Guy Philippe, 49, admitted to one count of conspiracy to commit money laundering stemming from his receipt of cash payments tied to narcotics sales in the late 1990s and early 2000s, the Justice Department said.

Prosecutors said Philippe, a former high-ranking official in the Haitian National Police, received more than $1.5 million of bribe payments to ensure the safe transit of drug shipments.

The defendant entered his plea before US District Judge Cecilia Altonaga in Miami.

Zeljka Bozanic, a lawyer for Philippe, said she and prosecutors are recommending that her client receive a nine-year prison term at his scheduled July 5, sentencing.

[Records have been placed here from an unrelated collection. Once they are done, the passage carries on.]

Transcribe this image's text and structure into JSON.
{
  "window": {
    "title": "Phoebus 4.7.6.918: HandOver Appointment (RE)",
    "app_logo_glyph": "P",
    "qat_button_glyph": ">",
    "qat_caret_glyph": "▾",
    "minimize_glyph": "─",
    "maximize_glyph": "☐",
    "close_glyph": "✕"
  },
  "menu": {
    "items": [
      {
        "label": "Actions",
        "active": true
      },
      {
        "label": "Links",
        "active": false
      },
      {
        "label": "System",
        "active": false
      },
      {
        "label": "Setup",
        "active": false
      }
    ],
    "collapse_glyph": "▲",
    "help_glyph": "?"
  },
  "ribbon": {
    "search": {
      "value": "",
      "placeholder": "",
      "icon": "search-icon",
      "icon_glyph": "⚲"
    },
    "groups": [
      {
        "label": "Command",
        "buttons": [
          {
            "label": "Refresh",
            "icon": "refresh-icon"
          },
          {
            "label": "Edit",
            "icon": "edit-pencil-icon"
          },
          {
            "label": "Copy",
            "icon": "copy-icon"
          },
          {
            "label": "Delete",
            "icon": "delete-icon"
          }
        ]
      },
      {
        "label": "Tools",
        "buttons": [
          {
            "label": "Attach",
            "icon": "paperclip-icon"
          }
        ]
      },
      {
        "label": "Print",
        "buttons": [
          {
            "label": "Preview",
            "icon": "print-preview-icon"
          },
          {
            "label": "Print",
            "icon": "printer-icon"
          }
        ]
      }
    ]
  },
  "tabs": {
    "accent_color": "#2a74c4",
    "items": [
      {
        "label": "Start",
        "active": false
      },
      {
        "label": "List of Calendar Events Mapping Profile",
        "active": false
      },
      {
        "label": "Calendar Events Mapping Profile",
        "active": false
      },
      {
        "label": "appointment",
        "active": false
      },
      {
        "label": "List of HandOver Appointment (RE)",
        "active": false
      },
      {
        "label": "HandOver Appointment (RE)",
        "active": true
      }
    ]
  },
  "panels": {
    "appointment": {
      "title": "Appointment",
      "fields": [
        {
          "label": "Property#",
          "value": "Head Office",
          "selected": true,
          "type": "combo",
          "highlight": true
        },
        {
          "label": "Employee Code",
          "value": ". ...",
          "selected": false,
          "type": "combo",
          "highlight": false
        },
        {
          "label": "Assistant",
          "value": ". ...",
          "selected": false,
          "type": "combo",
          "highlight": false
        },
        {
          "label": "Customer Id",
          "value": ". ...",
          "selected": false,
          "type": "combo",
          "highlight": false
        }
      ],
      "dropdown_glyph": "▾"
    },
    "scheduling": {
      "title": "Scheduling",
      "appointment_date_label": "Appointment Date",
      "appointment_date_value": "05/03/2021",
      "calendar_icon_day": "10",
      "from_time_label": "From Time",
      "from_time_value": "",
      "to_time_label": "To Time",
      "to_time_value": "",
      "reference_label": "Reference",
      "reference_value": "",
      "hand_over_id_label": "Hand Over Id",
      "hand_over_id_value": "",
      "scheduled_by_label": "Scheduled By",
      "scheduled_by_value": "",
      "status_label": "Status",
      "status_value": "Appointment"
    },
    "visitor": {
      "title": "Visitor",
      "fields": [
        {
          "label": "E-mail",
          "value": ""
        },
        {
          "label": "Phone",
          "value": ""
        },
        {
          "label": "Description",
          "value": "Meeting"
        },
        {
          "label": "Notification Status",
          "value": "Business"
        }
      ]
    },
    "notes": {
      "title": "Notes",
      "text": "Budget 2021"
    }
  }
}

Two counts against Philippe were dismissed, including one for drug trafficking that could have resulted in a life sentence.

“Mr Philippe has accepted responsibility by taking the plea,” Bozanic said in a phone interview. “It was an attractive plea offer that makes sense.”

Philippe was arrested on January 5 in Haiti after giving a radio interview and then extradited to the United States. He had avoided capture for more than a decade in connection with a November 2005 indictment.

The arrest came four days before Philippe was scheduled to join Haiti’s parliament as a senator, following his November election from the country’s southwestern Grand Anse region.

US prosecutors accused Philippe of conspiring from 1997 to March 2001 to import more than five kilogrammes (11 lbs) of cocaine into the United States, and from June 1999 to April 2003 to launder money to conceal illegal activity.

He was also accused of having in late 2000 transferred a $112,000 cheque that included sums from drug trafficking.

Judge Altonaga on March 17, rejected Philippe’s bid to dismiss the case on the ground that the “outrageous” nature of his arrest – including having a hood put over his head amidst gunfire and being deprived of food and water for several hours – deprived her of jurisdiction.

The defendant has been held at a federal detention centre in Miami since his arrest.

The case is US vs Philippe, US District Court, Southern District of Florida, No 05-cr-20874.